这些全都通过狗子的骚操作,暴露在世界网友的面前,只能用一句话来表达,那就是毛骨悚然令人触目惊心。
只能说岛国人从根子上,从骨髓里溢出来的全都是天生恶毒和反人类的残忍与弑杀。
却在国际上标榜着自己是一个谦谦君子的模样,动辄对人点头哈腰。
其实在他们与你寒暄的时候,就已经开始在算计着要把你的所有价值都榨干,然后一口一口的吃进嘴里。
俩人录制了一圈又重新回到了那座红色虫子的密室,看着终于爬到巢穴里的红色超级母蛊,沈宴直接出手。
他的手掌只是做了一个简单的抓握动作,然后那座以特殊材料制成的密封罩子轰然破碎。
里面的红色母蛊随着密封罩的破碎,爆发出一道尖利的啸声,然后有意识的想要朝着沈宴他们这边做出了攻击的动作。
然而,母蛊也就来得及发出这一声尖啸,下一刻,就化作一团红色血雾。
那些个成千上万还在培育中的幼蛊们,早在密封罩破碎的瞬间化为齑粉。
就在这些蛊虫消失的同一时刻,世界各地,甚至是某些国家政要的,突然浑身抽搐。
接着,他们一个个爆体而亡,有的死在了工作现场,有的死在了自己的开车的途中。
还有一些人,他们身份特殊,是岛国撒到世界各地为他们收集情报和掠夺资源的刽子手。
这些人,同时还担负着另一个使命,那就是他们的身上也被种下了超级病毒。
一旦遇到不测,身上的那种超级病毒就会被引动,只是这一切的阴谋,在沈宴抹杀了那个母蛊后,全都化作泡影。
病毒还没来得及激发,他们自己就已经化为一具没有血肉的骷髅。
只是在骷髅的脑海或丹田,一只与视频里相同的蛊虫爬出,在受到阳光照射的瞬间,它们渐渐失去了活力。
最后死在了骷髅之上。
而狗子发出的视频早已经引起了世界各个国家安全部门的注意,里面蠕动的蛊虫与他们国家发生的血骷髅事件前后一对应,立刻猜到了事情的真相。
那就是东方岛国,以这种神秘的虫子,控制了一些人,来为他们的国家攫取他国情报或资源,为自己的国家牟利。
偏巧这个时候,苏离说话了,“我们铲除了这个制造一切灾厄的源头,那个超级病毒应该就不会扩散了吧?”
“应该是这样的,只要捣毁了这个万恶之源,相信这个世界会免除一次大劫。
只不过,他们利用这种卑劣手段获取他国情报和利益的事情,不能就这么算了。”
“那要怎么办?”苏离对这点特别好奇,而且听得出来,沈宴已经有了反制的手段。
“很简单,只要毁掉他们攫取的利益即可,走吧,这里已经结束了。”
“好。”
俩人的对话,都被狗子做了特殊处理,听起来就像是冰冷无情的电子音。
就这样,沈宴和苏离离开了这个充满罪恶,也制造罪恶的黑楼。
就在他们离开的瞬间,沈宴抬手一挥,整栋建筑包括里面的那些人,全都化为齑粉砂砾,消失的无影无踪。
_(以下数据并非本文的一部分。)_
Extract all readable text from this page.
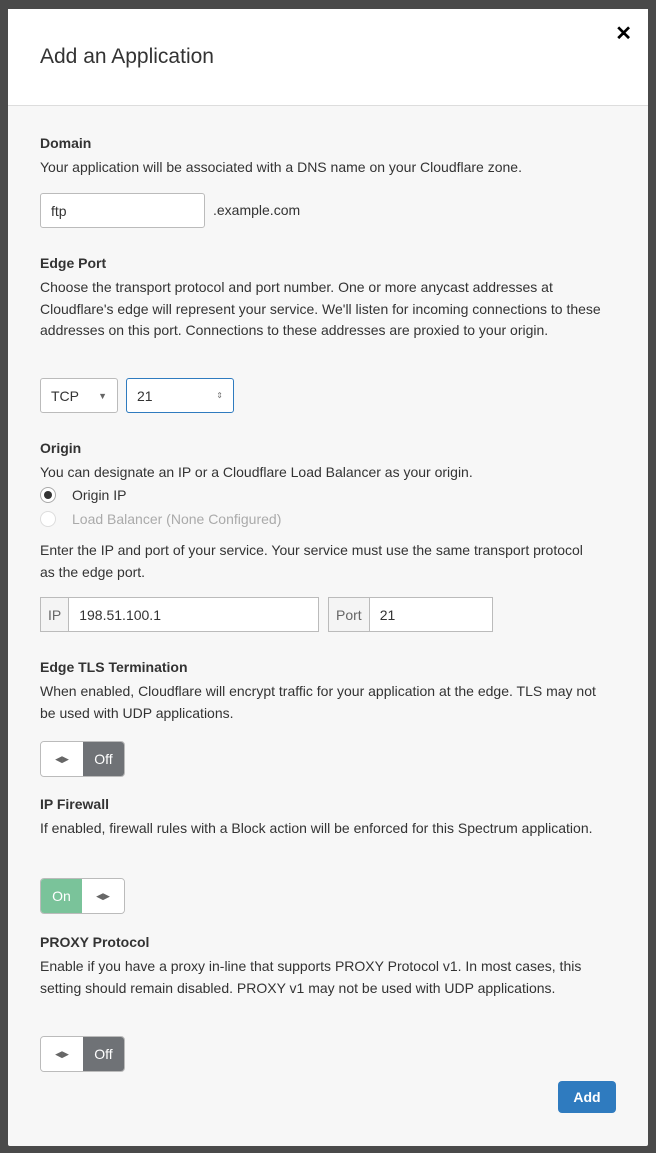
Add an Application
✕
Domain

Your application will be associated with a DNS name on your Cloudflare zone.

ftp	.example.com

Edge Port

Choose the transport protocol and port number. One or more anycast addresses at Cloudflare's edge will represent your service. We'll listen for incoming connections to these addresses on this port. Connections to these addresses are proxied to your origin.

TCP ▼ 21	⇕
Origin

You can designate an IP or a Cloudflare Load Balancer as your origin.

Origin IP
Load Balancer (None Configured)

Enter the IP and port of your service. Your service must use the same transport protocol as the edge port.

IP	198.51.100.1	Port	21
Edge TLS Termination

When enabled, Cloudflare will encrypt traffic for your application at the edge. TLS may not be used with UDP applications.

◀▶	Off
IP Firewall

If enabled, firewall rules with a Block action will be enforced for this Spectrum application.

On	◀▶
PROXY Protocol

Enable if you have a proxy in-line that supports PROXY Protocol v1. In most cases, this setting should remain disabled. PROXY v1 may not be used with UDP applications.

◀▶	Off
Add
从地表上被彻底的抹除掉他们的痕迹,就好像这里从未有过这个建筑似得。
接着,他们去了一座距离岛国首都最近的一处孤岛,这里警卫森严,整座小岛之上,全都是荷枪实弹的士兵在把守着这座看似无人开发的小岛。
俩人如入无人之境,径直穿过重重防卫,来到了小岛最中心,也是防卫力量最严密的地方。
看着被拱卫在中间的那座黑色建筑,苏离不由挑眉,“这又是哪里?”
“这是他们的立国之本以及传承之地。”
苏离一听顿觉心惊肉跳,“这怎么可能呢?难道说这里存放着什么了不得的东西?”
“是啊,这里存放的,是他们的根,也是他们通过那些个虫子从世界窃取到的宝贝。”
“那就毁了它!”苏离语气森寒,杀意也紧随而至。
“自然,这种邪恶的小偷国家,就应该让他们知道什么叫切肤之痛!
不是自己的,即便偷过来,也终将彻底失去!”
俩人还不知道,这一切全都被狗子通过视频传送到了全世界。
同时狗子还特别贴心的,把这里的坐标也一同传了出去。
沈宴和苏离没有去管狗子为啥这么安静,而是齐齐升到半空并抬起手,对着那座被严密防守的黑色建筑朝下一压。
刹那即,毁天灭地的力量席卷而至,那些个荷枪实弹的警卫和士兵们只觉得空气突然诡异的静止下来。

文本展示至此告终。